Hacia años, décadas, que no entraba en la zona. Como había ocurrido con algunas antiguas civilizaciones, de ella habían huido los pobladores, dejándola abandonada, bajo el reino de pequeños grupos marginales de okupas, delincuentes y personas sin techo. Sin embargo, en los últimos meses se había convertido en una visita, muy demandada, organiza por una empresa de viajes de aventura, que garantizaba la seguridad de los turistas.
Al cruzar la frontera sentí una especie de desazón. No sabía que iba a encontrar y que iba a sentir. Volvía a mis orígenes. Al lugar donde había nacido y crecido, donde había vivido algún momento malo y muchos buenos.
A medida que avanzaba el grupo, fui reconociendo lugares, calles, edificios, casas… la mayoría lucía huecos donde antes había puertas y ventanas. Era una ciudad agujereada. Las calles estaban llenas de escombros y basura, en el pavimento abierto crecía la vegetación y todo elemento ornamental o decorativo había desaparecido, como un militar degradado al que se le quitan medallas y botones.

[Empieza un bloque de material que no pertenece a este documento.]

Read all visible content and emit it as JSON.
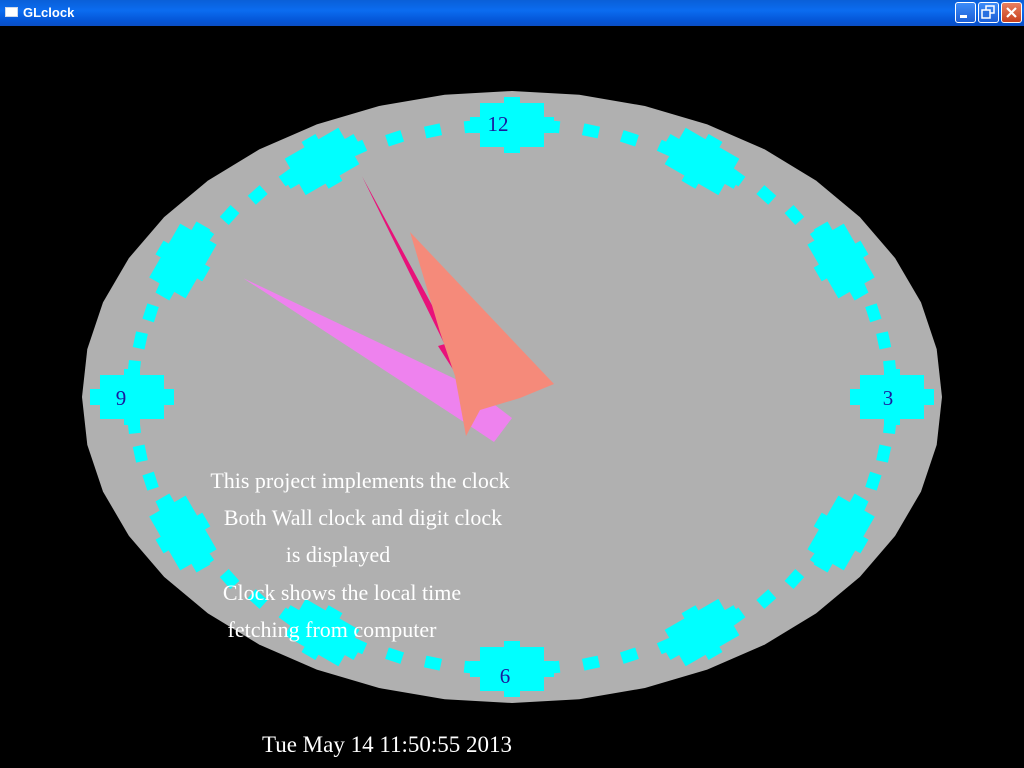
{
  "window": {
    "title": "GLclock",
    "buttons": [
      "minimize",
      "restore",
      "close"
    ]
  },
  "clock": {
    "numerals": {
      "twelve": "12",
      "three": "3",
      "six": "6",
      "nine": "9"
    },
    "time": {
      "hour": 11,
      "minute": 50,
      "second": 55
    }
  },
  "info_lines": [
    "This project implements the clock",
    "Both Wall clock and digit clock",
    "is displayed",
    "Clock shows the local time",
    "fetching from computer"
  ],
  "datetime": "Tue May 14 11:50:55 2013",
  "colors": {
    "background": "#000000",
    "face": "#b0b0b0",
    "markers": "#00ffff",
    "numerals": "#1a1a9e",
    "hour_hand": "#f58a7a",
    "minute_hand": "#ee82ee",
    "second_hand": "#e8127a",
    "text": "#ffffff"
  },
  "icons": {
    "window_icon": "window-icon",
    "minimize": "minimize-icon",
    "restore": "restore-icon",
    "close": "close-icon"
  }
}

Recorrí de nuevo esas calles de mi infancia y sentí su bullicio y alegría. También aquellas que acompañaron mi adolescencia y mi despertar a la vida adulta. Recordé sus aromas, añoré las tapas y los aperitivos de algunos de sus bares, siempre rebosantes de público. Aquellos bocadillos de calamares, por los que hoy pagaría una fortuna, los boquerones en vinagre, la ensaladilla rusa, los huevos estrellados, los callos, las pringás, las cañas bien tiradas… también añoré sus comercios centenarios, los cines, los teatros, las discotecas, los bares de copas, los restaurantes, la iglesias, los palacios, las plazas…
Ensimismado en estos recuerdos, me tope con una vieja amiga, la diosa Minerva, maltrecha en el suelo, y la recordé como la gran señora de la postmodernidad, encaramada muy alto, coronando el Círculo de Bellas Artes.
La visita acababa allí. A unos metros estaba la frontera. Al otro lado nos esperaba otra diosa, La Cibeles. Sobre ella, en el horizonte, ahí seguía, la Puerta de Alcalá.